Sam, born in Northern Ireland, has homes in New Zealand and Sydney. He is currently shooting the romantic thriller Fever, opposite Armand Assante and Marcia Gay Harden, star of the recently released Miller's Crossing.

In 1989 he married Japanese actress Noriko Watanabe and they had their first child, Elena, in late January.

The taciturn 43-year-old Sam got his career break in Margaret Fink's My Brilliant Career, and established himself as an international leading man. He has a son Henry, 7, who lives with his mother, New Zealand actress Lisa Harrow, in Britain. Noriko has a daughter from a previous marriage.

Relaxing in his dressing-room, Sam says: "I got married in 1989 . . . it seemed like a good idea at the time. And it still seems like a good idea. We've been together for three years."

In 1989 he played Sean Connery's faithful Soviet submarine second-in-command in the box office hit The Hunt For Red October. He also received good reviews for his role in the Phillip Noyce-directed thriller Dead Calm, opposite Nicole Kidman.

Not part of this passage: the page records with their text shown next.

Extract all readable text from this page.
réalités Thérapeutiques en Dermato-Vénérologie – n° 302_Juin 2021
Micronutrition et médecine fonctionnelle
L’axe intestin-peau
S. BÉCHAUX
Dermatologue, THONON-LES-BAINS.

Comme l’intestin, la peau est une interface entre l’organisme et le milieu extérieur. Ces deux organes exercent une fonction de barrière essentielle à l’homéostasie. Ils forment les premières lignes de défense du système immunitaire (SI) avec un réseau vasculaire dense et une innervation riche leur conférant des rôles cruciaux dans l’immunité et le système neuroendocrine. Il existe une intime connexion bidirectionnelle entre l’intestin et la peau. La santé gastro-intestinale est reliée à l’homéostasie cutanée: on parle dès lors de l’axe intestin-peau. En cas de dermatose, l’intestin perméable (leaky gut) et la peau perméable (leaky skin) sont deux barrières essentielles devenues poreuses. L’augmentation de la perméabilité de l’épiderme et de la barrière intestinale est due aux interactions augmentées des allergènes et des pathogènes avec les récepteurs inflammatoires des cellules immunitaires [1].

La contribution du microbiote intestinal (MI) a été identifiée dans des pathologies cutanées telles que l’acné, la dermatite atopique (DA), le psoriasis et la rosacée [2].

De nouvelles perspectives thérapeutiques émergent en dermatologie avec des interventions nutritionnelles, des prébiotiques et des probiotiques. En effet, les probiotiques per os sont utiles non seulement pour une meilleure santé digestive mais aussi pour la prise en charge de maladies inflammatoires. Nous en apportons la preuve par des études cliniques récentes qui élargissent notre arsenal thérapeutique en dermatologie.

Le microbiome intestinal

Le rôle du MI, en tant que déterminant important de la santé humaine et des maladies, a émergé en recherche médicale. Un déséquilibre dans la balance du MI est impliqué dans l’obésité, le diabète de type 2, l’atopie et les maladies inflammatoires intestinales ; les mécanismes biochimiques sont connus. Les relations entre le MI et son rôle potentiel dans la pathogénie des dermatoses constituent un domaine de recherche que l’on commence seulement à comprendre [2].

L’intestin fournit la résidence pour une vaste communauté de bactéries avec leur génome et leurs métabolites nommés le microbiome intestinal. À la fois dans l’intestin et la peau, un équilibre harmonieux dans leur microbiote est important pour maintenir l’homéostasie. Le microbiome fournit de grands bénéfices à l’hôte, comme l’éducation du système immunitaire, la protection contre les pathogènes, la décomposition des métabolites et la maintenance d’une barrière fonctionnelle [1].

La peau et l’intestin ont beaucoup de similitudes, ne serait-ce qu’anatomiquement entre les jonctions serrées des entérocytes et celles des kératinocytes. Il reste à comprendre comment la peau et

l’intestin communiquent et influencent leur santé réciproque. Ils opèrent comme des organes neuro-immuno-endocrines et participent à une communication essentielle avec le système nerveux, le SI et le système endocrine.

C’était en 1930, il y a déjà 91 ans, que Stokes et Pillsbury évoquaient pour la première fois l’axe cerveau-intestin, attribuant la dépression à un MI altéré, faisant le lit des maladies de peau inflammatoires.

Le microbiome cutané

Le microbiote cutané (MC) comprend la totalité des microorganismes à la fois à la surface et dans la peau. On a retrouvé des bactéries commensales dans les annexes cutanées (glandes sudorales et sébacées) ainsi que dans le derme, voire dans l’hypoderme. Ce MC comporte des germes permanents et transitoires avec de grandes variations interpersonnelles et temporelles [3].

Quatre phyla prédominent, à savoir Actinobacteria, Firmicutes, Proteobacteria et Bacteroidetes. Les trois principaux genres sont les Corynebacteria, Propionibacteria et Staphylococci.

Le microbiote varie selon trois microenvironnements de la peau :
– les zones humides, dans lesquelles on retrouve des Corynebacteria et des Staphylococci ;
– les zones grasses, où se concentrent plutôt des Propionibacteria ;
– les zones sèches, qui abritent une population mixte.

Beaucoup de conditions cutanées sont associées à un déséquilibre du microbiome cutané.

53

In Melbourne he made Death In Brunswick, a low-budget, quirky black comedy for director John Ruane opposite Greek actress Zoe Carides and (fellow Kiwi) John Clarke.

"I play a short-order cook in the story set in the working-class area of Melbourne which is full of immigrants, drug dealers and ne'er-do-wells," he says. "My character, a hapless innocent named Carl Fitzgerald, is surrounded by corruption. He murders someone by mistake and also falls in love with a Greek girl very much his junior."

He is very keen about that film, calling it "part of a new wave of lower-budget, 'offbeat pictures which are being made in Australia".

On the opposite end of the spectrum are two other big budget films he has also finished. There's the $50-million mini-series about the French Revolution which took him all over the world.

"I played Lafayette and spent a lot of time riding around on a white horse. It was great fun," Sam says. "But I don't know what's happened to the film. It hasn't come out yet."

Then there's Until The End Of The World, another big-budget picture.

"I spent most of the year going around the world on that film," Sam says. "For 21 weeks we went from France to Portugal, to Italy, Japan, America and Australia."

The movie co-stars William Hurt; Max Von Sydow and Jeanne Moreau. "It's part science fiction set in the future, part road movie and part apocalyptic vision," he says.

The film, which cost more than $30 million, was made with Australian, Japanese and American money. The screenplay was by German director Wim Wenders and Australian novelist Peter Carey.

Now Sam is looking at work in Hollywood - and job offers in England. His role in Fever enabled him to stay close to his wife in the weeks before the birth.

"I play this lawyer who is a nice guy - he's so nice you wanna kick him."

The move to California, he insists, is not a carefully designed career strategy.

''I've never been able to plan a damn thing. I find it difficult to organise a shopping trip. But it seems to make sense.

"New Zealand is my home, but Hollywood is where the work is. I'd like to try a comedy film next, with a light Cary Grant touch. And I haven't played a decent bad guy lately."

He laughs. "It's about time I got to play a really unpleasant heavy!"